Some conservationists, however, are beginning to see glimmers of hope for Asia's chelonians. "We're starting to get some understanding of the situation, but we still don't have it under control," says Craig Kirkpatrick, who directs TRAFFIC's East Asia program.

One positive sign comes from Singapore, which has banned all trade of reptiles as pets except for the red-eared slider, a species native to the U.S. Southeast that is bred in captivity. In Indonesia, some traffickers are being caught (though rarely prosecuted), and last year CITES increased protection for five species of Asian turtles and tortoises. Meanwhile, an international coalition of zoos, private individuals and a few government authorities is working to improve turtle conservation in protected areas and has begun breeding colonies in the event that some species go extinct in the wild.

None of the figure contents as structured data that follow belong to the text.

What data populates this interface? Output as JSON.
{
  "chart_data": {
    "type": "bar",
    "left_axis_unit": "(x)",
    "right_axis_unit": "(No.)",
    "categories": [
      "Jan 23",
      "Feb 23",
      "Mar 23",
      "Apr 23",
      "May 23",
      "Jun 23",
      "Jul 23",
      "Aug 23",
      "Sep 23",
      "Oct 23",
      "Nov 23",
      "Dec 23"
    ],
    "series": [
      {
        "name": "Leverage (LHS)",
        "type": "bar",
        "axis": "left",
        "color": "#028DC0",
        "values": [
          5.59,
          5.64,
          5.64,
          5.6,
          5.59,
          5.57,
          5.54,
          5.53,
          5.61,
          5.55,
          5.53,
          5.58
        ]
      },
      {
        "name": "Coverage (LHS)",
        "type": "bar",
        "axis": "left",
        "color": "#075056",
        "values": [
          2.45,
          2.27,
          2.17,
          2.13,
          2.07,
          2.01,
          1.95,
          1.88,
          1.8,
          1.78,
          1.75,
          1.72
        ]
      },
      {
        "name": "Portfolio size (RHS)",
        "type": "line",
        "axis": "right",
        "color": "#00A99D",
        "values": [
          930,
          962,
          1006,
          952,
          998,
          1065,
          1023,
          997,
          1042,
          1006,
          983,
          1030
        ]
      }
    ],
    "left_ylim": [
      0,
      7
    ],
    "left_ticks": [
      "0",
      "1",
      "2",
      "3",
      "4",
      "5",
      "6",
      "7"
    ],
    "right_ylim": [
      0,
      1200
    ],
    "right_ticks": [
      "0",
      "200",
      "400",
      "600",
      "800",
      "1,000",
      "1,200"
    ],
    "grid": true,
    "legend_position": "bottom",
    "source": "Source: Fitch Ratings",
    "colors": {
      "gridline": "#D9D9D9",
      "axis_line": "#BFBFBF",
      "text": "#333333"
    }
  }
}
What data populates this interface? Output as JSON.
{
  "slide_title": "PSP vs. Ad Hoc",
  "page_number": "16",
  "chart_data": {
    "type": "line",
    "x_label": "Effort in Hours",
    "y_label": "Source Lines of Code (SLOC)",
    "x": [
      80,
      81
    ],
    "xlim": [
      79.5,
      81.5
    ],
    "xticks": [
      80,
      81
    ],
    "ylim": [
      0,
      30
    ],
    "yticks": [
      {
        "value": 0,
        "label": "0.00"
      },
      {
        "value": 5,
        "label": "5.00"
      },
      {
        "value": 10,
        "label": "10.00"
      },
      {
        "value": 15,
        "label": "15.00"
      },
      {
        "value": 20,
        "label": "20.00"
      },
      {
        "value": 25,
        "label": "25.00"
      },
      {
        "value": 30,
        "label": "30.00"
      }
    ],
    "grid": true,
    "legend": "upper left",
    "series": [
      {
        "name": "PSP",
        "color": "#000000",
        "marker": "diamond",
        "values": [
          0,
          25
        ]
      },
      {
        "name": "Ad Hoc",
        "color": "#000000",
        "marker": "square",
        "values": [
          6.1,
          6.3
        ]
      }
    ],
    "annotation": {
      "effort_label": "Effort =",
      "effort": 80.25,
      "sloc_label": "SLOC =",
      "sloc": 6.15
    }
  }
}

Turtle farming is also booming, although few species breed well enough in captivity to meet demand. Farming may also increase pressure on breeding stock captured in the wild. "The simple fact that you're farming doesn't mean that the wild species are out of danger," says van Dijk. "Look at the water buffalo. There are millions that are being farmed for use as domestic animals while the wild buffalo is on its last legs." But since demand for turtle remains high, he adds: "I'd rather have those turtles supplied from farms than harvested from the wild as stocks decline and prices increase, providing incentives for people to hunt down the last few turtles."

Over the past two decades, Southeast Asians have shipped tons of farmed turtles, mostly softshells, to China. Half a dozen species are also being farmed in China, where secretive breeding operations in the back alleys of provincial towns target such prized species as the three-striped box turtle, also known as the golden coin turtle. "These farmers are not advertising that they are sitting on millions of dollars worth of turtles," van Dijk says. "The fact that you have three layers of barbed wire and six vicious German shepherds patrolling the grounds suggests there is something valuable there."

Van Dijk and others who monitor the Chinese conservation scene say that awareness of environmental issues is increasing in the country, especially among educated urban dwellers. But stopping the killing of turtles for food and medicine would go against ingrained traditions going back 3,000 years, even to the era of Chinese myth-makers who envisioned the cosmos as spawned from the union of a snake and a turtle, a celestial guardian of one of the four cardinal directions. In China, "eating turtle is a very powerful symbol of longevity and stability in the community," says Kirkpatrick.

He hopes a proverb plucked from that Chinese tradition will prove true: "The white crane lives 1,000 years and the turtle 10,000 years."

Anthony Mecir writes about wildlife and conservation issues from his home in Southeast Asia.